Institute of Natural Sciences and Mathematics, Ural Federal University, Lenina 51, Ekaterinburg, Russia.
Phys Rev E. 2017 Sep;96(3-1):032212. doi: 10.1103/PhysRevE.96.032212. Epub 2017 Sep 14.
We study the phenomenon of noise-induced torus bursting on the base of the three-dimensional Hindmarsh-Rose neuron model forced by additive noise. We show that in the parametric zone close to the Neimark-Sacker bifurcation, where the deterministic system exhibits rapid tonic spiking oscillations, random disturbances can turn tonic spiking into bursting, which is characterized by the formation of a peculiar dynamical structure resembling that of a torus.

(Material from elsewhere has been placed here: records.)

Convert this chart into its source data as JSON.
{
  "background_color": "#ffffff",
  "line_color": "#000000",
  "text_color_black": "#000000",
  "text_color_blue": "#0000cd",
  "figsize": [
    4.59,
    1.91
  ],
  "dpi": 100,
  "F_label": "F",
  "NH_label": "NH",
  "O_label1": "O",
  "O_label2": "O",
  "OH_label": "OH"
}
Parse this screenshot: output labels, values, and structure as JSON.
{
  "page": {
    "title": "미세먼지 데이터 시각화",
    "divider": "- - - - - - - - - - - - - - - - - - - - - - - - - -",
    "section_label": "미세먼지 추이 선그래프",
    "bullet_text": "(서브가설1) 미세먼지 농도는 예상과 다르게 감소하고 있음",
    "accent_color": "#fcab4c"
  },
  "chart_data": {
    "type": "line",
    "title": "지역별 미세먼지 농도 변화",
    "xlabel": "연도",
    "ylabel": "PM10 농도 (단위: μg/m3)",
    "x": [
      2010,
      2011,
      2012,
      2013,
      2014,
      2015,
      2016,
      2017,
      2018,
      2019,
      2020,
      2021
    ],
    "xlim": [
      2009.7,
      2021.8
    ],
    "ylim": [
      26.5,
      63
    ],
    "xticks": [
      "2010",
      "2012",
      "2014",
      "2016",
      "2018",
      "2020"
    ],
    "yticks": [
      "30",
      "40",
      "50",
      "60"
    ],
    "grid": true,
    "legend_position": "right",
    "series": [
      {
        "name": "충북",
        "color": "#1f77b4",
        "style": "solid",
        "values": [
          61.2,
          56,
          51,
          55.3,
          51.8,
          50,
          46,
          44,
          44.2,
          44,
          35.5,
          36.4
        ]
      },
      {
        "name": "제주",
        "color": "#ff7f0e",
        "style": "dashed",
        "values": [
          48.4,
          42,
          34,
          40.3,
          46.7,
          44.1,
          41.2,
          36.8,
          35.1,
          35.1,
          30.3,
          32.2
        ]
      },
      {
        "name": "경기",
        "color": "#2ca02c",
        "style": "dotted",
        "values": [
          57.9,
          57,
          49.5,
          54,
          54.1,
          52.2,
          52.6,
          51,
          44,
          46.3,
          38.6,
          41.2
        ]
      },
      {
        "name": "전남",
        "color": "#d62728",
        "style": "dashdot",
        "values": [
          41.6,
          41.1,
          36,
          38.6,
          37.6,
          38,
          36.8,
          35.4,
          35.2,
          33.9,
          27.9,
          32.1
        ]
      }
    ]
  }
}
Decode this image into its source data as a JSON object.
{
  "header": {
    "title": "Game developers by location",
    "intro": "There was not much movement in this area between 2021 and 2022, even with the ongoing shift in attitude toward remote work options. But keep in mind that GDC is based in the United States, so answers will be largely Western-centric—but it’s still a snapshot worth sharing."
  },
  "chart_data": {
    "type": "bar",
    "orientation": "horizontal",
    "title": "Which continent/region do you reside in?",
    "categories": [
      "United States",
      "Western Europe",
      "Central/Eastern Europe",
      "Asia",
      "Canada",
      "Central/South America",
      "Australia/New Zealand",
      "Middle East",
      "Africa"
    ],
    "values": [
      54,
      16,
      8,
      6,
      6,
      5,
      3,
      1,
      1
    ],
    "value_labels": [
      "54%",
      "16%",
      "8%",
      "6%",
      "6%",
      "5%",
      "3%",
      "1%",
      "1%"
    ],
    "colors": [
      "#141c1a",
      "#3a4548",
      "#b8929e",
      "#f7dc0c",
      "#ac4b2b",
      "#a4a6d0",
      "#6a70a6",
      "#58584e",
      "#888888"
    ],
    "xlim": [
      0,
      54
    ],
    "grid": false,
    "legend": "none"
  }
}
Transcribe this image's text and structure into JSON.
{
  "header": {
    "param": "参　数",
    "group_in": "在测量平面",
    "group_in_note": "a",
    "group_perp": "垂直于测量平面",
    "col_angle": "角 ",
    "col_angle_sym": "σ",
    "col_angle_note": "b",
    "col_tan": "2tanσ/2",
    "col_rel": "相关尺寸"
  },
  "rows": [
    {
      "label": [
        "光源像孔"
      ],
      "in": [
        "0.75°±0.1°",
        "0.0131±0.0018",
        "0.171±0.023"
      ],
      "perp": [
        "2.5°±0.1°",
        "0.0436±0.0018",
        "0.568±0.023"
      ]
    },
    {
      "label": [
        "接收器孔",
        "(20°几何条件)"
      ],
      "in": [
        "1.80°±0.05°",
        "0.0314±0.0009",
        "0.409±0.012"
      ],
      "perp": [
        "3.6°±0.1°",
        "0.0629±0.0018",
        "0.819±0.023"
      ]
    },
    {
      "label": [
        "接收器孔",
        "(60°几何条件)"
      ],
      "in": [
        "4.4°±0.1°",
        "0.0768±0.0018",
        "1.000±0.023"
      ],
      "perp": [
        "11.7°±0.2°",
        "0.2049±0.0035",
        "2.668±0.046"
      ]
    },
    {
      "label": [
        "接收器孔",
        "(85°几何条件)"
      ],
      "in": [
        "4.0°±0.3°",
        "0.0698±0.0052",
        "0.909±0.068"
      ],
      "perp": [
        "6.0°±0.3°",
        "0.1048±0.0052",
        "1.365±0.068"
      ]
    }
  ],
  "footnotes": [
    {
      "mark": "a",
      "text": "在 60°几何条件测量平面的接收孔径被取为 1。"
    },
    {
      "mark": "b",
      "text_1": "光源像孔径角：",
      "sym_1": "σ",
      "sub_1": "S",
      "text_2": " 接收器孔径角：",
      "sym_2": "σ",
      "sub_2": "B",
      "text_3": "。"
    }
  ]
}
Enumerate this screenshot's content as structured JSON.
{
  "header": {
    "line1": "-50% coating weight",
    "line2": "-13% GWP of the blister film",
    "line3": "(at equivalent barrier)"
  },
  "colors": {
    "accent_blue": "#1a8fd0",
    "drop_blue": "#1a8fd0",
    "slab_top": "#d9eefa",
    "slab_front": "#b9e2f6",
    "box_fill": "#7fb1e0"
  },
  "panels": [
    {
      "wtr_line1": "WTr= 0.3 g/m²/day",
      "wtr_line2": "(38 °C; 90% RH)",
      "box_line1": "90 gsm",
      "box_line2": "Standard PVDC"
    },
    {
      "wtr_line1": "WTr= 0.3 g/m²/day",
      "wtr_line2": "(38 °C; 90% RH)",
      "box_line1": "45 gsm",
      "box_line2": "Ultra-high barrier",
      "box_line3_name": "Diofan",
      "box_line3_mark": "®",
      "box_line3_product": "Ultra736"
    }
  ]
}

This phenomenon is confirmed by the changes in dispersion of random trajectories as well as the power spectral density and interspike intervals statistics. In particular, we show that as noise increases, the system undergoes P and D bifurcations, transitioning from order to chaos. We ultimately characterize the transition from stochastic (tonic) spiking to bursting by stochastic sensitivity functions.
我们基于受加性噪声干扰的三维 Hindmarsh-Rose 神经元模型研究了噪声诱导的环面突发现象。我们表明,在接近 Neimark-Sacker 分岔的参数区域内,确定性系统表现出快速紧张性尖峰振荡,随机干扰可以将紧张性尖峰转变为突发,其特征是形成类似于环面的奇特动态结构。这一现象通过随机轨迹的弥散度变化以及功率谱密度和尖峰间隔统计的变化得到证实。特别是,我们表明,随着噪声的增加,系统经历 P 和 D 分岔,从有序到混沌。我们最终通过随机敏感性函数来描述从随机(紧张)尖峰到突发的转变。